Mechanical devices and machines need regular maintenance and repair, so a specially trained mechanic will take on the responsibility of ensuring such machines are usable and safe. A mechanic trainee is a person who is in the beginning stages of learning mechanical repair and maintenance skills that will allow him or her to become a full-time licensed mechanic in the future. The mechanic trainee will generally work under the guidance and tutelage of a more experienced mechanic who can teach the skills necessary to be successful in the field.
Due to the differing natures of various types of mechanic work, the duties of a mechanic trainee are likely to vary significantly. An aircraft mechanic, for example, will have different responsibilities than a car mechanic because the natures of these two types of vehicles are so different. A heavy equipment mechanic will need a separate set of skills than an industrial mechanic in some cases. In all settings, however, the mechanic trainee is likely to spend a significant amount of time learning safety procedures that will ensure his or her safety as well as the safety of others on a job site. Classroom sessions as well as hands-on learning are both likely to be included in the trainee's apprenticeship.
In various regions throughout the world, the mechanic trainee is likely to be required to earn certain certifications or licenses that pertain to mechanical work. Such certifications can be earned during the trainee period, and in many cases, the traineeship will not be considered complete until the trainee earns such certifications. Preparation classes or materials may be made available to the trainee so he or she will be ready to take and pass the necessary exams. Once the trainee becomes a mechanic, he or she may need to renew certifications periodically throughout his or her career.

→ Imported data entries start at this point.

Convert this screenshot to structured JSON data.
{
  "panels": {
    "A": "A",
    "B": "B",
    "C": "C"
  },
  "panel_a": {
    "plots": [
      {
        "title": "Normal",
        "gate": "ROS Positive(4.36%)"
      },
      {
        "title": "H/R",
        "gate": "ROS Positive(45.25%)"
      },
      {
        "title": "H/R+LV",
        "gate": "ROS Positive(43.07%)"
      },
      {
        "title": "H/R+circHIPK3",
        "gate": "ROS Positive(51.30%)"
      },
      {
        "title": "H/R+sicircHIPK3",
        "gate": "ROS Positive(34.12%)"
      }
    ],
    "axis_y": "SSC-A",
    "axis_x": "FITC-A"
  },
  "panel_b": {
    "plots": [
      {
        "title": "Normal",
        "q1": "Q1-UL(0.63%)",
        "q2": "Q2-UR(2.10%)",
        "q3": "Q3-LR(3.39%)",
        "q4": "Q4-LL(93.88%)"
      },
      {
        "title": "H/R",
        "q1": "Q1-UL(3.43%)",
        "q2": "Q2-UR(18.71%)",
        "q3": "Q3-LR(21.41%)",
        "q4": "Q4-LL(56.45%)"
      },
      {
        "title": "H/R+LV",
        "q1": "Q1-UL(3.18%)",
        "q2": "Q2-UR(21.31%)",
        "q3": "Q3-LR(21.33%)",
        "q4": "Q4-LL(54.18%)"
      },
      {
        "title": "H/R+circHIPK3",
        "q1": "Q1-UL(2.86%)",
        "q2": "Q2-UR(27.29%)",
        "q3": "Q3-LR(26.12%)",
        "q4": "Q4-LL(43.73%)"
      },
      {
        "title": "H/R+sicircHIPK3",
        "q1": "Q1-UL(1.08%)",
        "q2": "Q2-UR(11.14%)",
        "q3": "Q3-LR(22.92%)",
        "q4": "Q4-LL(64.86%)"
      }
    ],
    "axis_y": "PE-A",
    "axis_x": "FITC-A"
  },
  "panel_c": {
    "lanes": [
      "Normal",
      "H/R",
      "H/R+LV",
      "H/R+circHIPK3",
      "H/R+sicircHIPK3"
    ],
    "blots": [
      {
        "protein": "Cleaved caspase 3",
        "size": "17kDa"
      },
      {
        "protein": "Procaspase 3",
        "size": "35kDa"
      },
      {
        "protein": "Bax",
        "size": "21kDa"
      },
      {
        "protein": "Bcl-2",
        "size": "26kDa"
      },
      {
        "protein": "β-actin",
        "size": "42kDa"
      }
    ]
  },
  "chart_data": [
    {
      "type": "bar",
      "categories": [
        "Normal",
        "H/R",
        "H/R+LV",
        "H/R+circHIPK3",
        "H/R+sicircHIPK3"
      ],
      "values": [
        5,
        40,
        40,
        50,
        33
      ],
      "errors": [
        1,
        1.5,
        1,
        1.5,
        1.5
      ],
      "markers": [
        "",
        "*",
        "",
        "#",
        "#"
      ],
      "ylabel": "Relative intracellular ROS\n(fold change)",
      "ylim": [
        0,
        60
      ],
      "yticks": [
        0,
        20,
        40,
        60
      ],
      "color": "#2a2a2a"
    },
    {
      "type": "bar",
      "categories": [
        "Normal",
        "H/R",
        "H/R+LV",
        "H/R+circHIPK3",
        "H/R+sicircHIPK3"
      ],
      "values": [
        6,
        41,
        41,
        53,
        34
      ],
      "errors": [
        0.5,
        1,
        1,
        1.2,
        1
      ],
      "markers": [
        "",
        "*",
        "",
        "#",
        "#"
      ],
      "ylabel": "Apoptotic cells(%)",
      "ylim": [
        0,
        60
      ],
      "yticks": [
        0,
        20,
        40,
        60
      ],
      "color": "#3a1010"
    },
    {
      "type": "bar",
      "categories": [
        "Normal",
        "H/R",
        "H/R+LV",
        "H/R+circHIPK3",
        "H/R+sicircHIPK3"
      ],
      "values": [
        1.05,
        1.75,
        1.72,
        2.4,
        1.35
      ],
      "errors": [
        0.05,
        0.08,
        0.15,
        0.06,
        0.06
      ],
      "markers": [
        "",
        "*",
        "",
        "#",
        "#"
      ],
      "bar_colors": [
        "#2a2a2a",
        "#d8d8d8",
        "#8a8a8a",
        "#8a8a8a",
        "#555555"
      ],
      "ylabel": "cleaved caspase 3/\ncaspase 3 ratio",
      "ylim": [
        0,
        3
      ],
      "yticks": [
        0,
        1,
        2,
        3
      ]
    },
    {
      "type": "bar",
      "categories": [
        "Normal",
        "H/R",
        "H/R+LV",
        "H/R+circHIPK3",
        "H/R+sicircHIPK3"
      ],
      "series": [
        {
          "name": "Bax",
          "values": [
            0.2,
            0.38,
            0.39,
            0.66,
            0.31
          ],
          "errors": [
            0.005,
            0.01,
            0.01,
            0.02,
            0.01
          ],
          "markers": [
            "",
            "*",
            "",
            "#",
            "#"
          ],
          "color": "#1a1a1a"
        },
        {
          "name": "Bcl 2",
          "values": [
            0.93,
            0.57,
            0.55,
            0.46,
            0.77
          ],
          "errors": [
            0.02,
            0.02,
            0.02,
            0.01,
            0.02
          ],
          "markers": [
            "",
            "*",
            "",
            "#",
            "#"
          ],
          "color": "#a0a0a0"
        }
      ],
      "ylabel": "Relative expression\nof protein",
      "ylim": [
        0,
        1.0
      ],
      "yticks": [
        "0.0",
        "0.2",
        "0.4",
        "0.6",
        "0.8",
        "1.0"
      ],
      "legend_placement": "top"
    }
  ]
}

Sometimes a traineeship is known as an apprenticeship, and the trainee is known as an apprentice. Apprenticeships can last anywhere from one to five years, and they tend to be in-depth training periods that will ensure the apprentice is prepared to become a journeyman mechanic. Apprentices generally get paid a percentage of what a full time mechanic would make, though the pay scale can vary by employer. During an apprenticeship, the apprentice is likely to start with fairly simple tasks that require little or no training; as the apprenticeship period progresses, he or she will take on more complex tasks more regularly, always under the guidance of a more experienced mechanic.